Connecticut Employee Rights Blog

The Blog for Connecticut employees and the lawyers who represent them.

Archive for May, 2009

Men accused of sexual harassment can sue!

Posted by rhayber on May 28, 2009

For years, employment lawyers like me have had to break the bad news to men who have been fired for allegedly sexually harassing women in the workplace:  there is very little I can do for you!  Title VII is designed to protect women (and men) from sexual harassment in the workplace.  It is not designed to protect men (or women) from being falsely accused.  Employers faced with a charge of sexual harassment are free to terminate the alleged harasser, even if they didn’t do it and even if the investigation proves inconclusive. 

On May 22, 2009, the Second Circuit took a step toward providing men (and women) with a bit more protection when they are accused of sexual harassment.  In Sassaman v. Gamache … F.3d … , 2009 WL 1424433 (2d Cir. 2009), the court reversed the grant of summary judgment and permitted a man’s case to proceed to trial, based on allegations and evidence that he was forced to resign because of his employer’s belief that men have a propensity to commit sexual harassment.  Integral to the Court’s opinion was the employer’s failure to adequately investigate the claims.

The Court took great pains to clarify what it was not holding:

“We emphasize that we do not hold that an arguably insufficient investigation of a complaint of sexual harassment leading to an adverse employment action against the accused is, standing alone, sufficient to support an inference of discriminatory intent.

Rather, we hold only that where a plaintiff can point to evidence closely tied to the adverse employment action that could reasonably be interpreted as indicating that discrimination drove the decision, an arguably insufficient investigation may support an inference of discriminatory intent.”

The take away here is that men can bring Title VII cases of their own if they can provide evidence that the employer terminated them because of a belief that as a man, it was likely that he committed the sexual harassment complained of.  Relevant to this claim could be, as here, a poor investigation by the employer.

Going forward, Plaintiff’s employment lawyers need not dismiss a new caller’s claim that he was terminated for sexual harassment when he really didn’t do it!

Posted in Discrimination, Gender | Tagged: , , , , | 1 Comment »

Paycheck Fairness Act in U.S. Senate.

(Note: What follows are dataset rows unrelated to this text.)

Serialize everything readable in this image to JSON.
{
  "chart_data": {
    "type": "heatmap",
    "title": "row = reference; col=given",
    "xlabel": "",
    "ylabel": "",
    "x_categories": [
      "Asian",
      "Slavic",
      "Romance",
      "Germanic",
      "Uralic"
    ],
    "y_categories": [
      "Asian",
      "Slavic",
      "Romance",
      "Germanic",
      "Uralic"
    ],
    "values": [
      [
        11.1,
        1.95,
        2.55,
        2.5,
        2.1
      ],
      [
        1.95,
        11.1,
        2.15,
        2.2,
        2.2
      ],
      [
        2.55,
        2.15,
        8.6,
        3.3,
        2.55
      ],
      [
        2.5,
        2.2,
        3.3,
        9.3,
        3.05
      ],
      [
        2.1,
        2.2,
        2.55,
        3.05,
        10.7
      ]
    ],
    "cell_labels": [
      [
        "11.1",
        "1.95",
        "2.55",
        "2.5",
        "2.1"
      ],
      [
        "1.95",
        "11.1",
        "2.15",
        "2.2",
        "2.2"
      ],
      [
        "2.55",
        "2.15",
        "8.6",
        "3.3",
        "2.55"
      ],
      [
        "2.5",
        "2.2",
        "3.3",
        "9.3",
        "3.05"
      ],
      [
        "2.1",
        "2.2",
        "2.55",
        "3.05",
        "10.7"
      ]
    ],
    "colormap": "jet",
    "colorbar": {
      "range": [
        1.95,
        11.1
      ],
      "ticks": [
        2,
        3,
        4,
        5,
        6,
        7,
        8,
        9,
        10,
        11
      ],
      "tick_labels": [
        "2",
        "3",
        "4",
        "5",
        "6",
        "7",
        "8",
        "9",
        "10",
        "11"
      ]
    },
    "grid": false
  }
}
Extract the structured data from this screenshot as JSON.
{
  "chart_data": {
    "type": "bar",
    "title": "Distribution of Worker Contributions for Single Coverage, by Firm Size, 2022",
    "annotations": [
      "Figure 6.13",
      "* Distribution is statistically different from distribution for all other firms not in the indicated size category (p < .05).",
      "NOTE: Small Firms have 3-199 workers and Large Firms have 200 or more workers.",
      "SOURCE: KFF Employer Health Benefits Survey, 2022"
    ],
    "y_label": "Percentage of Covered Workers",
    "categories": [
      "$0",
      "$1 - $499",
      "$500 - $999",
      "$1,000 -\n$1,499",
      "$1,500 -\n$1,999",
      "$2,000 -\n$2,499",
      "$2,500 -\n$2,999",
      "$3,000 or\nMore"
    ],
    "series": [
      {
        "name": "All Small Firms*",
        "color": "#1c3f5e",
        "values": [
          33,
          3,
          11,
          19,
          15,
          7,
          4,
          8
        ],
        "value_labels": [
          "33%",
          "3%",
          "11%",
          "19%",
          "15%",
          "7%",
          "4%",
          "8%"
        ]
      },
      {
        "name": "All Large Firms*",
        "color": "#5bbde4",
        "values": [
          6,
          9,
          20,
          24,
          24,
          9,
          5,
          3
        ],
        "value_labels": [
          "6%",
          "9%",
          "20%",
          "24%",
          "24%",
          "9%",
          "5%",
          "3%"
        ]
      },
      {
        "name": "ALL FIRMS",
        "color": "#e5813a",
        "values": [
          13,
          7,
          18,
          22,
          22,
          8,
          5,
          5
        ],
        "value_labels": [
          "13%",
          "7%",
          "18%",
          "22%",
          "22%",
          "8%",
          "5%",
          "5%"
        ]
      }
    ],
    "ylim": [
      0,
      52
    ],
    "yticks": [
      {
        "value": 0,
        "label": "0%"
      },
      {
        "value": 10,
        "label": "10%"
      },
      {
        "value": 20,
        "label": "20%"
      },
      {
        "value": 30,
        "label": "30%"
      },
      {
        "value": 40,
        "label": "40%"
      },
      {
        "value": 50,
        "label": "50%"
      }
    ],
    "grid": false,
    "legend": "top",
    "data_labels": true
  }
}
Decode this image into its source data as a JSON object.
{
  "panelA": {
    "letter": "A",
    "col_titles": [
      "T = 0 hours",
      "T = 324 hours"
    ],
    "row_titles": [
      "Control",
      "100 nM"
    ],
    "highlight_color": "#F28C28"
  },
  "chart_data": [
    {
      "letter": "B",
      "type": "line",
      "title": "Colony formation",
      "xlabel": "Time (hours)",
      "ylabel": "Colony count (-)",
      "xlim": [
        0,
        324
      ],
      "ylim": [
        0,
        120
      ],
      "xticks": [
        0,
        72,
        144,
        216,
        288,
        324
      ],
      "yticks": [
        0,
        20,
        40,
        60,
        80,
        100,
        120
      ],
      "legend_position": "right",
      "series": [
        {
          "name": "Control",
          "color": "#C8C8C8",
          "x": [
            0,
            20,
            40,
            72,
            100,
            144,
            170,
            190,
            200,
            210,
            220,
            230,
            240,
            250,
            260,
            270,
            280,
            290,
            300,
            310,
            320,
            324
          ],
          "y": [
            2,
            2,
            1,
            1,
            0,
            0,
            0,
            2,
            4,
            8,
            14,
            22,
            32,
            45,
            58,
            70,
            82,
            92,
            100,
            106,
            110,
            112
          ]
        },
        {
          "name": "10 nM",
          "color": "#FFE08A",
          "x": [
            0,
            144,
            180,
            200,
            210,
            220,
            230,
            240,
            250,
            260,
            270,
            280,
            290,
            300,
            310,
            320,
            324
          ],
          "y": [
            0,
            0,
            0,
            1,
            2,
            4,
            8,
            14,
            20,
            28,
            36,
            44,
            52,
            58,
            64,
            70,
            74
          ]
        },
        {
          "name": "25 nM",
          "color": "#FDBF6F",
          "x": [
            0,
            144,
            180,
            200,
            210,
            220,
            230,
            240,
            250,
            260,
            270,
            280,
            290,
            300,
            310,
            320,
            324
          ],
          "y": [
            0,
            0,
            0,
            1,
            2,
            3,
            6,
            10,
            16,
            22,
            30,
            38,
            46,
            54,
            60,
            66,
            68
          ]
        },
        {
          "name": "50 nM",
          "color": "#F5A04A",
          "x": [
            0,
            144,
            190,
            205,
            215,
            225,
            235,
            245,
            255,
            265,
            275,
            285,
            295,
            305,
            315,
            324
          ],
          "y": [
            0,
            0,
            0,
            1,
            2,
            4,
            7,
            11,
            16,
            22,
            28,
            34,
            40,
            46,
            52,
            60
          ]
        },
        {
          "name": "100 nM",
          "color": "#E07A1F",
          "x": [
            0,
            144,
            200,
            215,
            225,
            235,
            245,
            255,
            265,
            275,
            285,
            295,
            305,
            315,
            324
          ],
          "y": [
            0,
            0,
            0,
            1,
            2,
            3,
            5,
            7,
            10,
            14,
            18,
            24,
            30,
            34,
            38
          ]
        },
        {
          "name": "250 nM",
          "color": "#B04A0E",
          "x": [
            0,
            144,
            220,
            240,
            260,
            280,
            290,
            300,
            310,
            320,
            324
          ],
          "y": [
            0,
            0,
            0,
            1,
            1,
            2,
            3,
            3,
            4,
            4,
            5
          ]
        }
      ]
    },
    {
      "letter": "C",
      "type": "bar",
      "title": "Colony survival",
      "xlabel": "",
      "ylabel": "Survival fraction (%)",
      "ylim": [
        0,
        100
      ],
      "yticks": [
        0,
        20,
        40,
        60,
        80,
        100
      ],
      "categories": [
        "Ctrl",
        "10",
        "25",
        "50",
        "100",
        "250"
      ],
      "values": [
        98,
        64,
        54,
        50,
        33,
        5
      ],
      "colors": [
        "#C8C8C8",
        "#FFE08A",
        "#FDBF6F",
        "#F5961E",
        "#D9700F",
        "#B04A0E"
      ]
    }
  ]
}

Keep your fingers crossed!

Posted by rhayber on May 11, 2009

The Paycheck Fairness Act, an amendment to the Equal Pay Act, is currently before the U.S. Senate after having passed the House in January.  Introduced by our own Rosa DeLauro, this bill will make it more difficult for employers to justify pay disparities between men and women.  A great explanation of this imp0rtant bill can be found at themiddleclass.org

Previously, employers could defend otherwise indefensible pay disparities by asserting that the differences were attributable to “any factor other than sex.”  This catch-all defense was overused by defense attorneys and judges.  This law would narrow that defense, making employers show that the other “factor” was job related, bona fide and related to business necessity. 

Women should encourage their Senators to vote for this legislation, since women still make far less than men in comparable positions. 

Like the FLSA, employees victimized under this law can bring actions “collectively” or as quasi-class actions.  This new law may bring a new day and a new power to underpaid working women in America.

Posted in Gender, Wage / Hour | Tagged: , , , | Leave a Comment »

Pharmaceutical Sales Reps at issue again!

Posted by rhayber on May 8, 2009

A short time ago, I wrote about a decision here in Connecticut that pharmaceutical “sales reps” were entitled to overtime since they were not actually selling anything and therefore not entitled to the “outside sales” exemption of the FLSA. 

This issue isn’t going away.  The Ninth Circuit Court of Appeals has asked the California Supreme Court to issue an opinion to guide it in a similar case pending before it.  A great discussion of this matter can be found at EpsteinBeckerGreen blog. 

It seems pretty clear to me that you can’t be a sales person if you don’t actually sell anything.  Lets hope the California Supreme Court gets it right!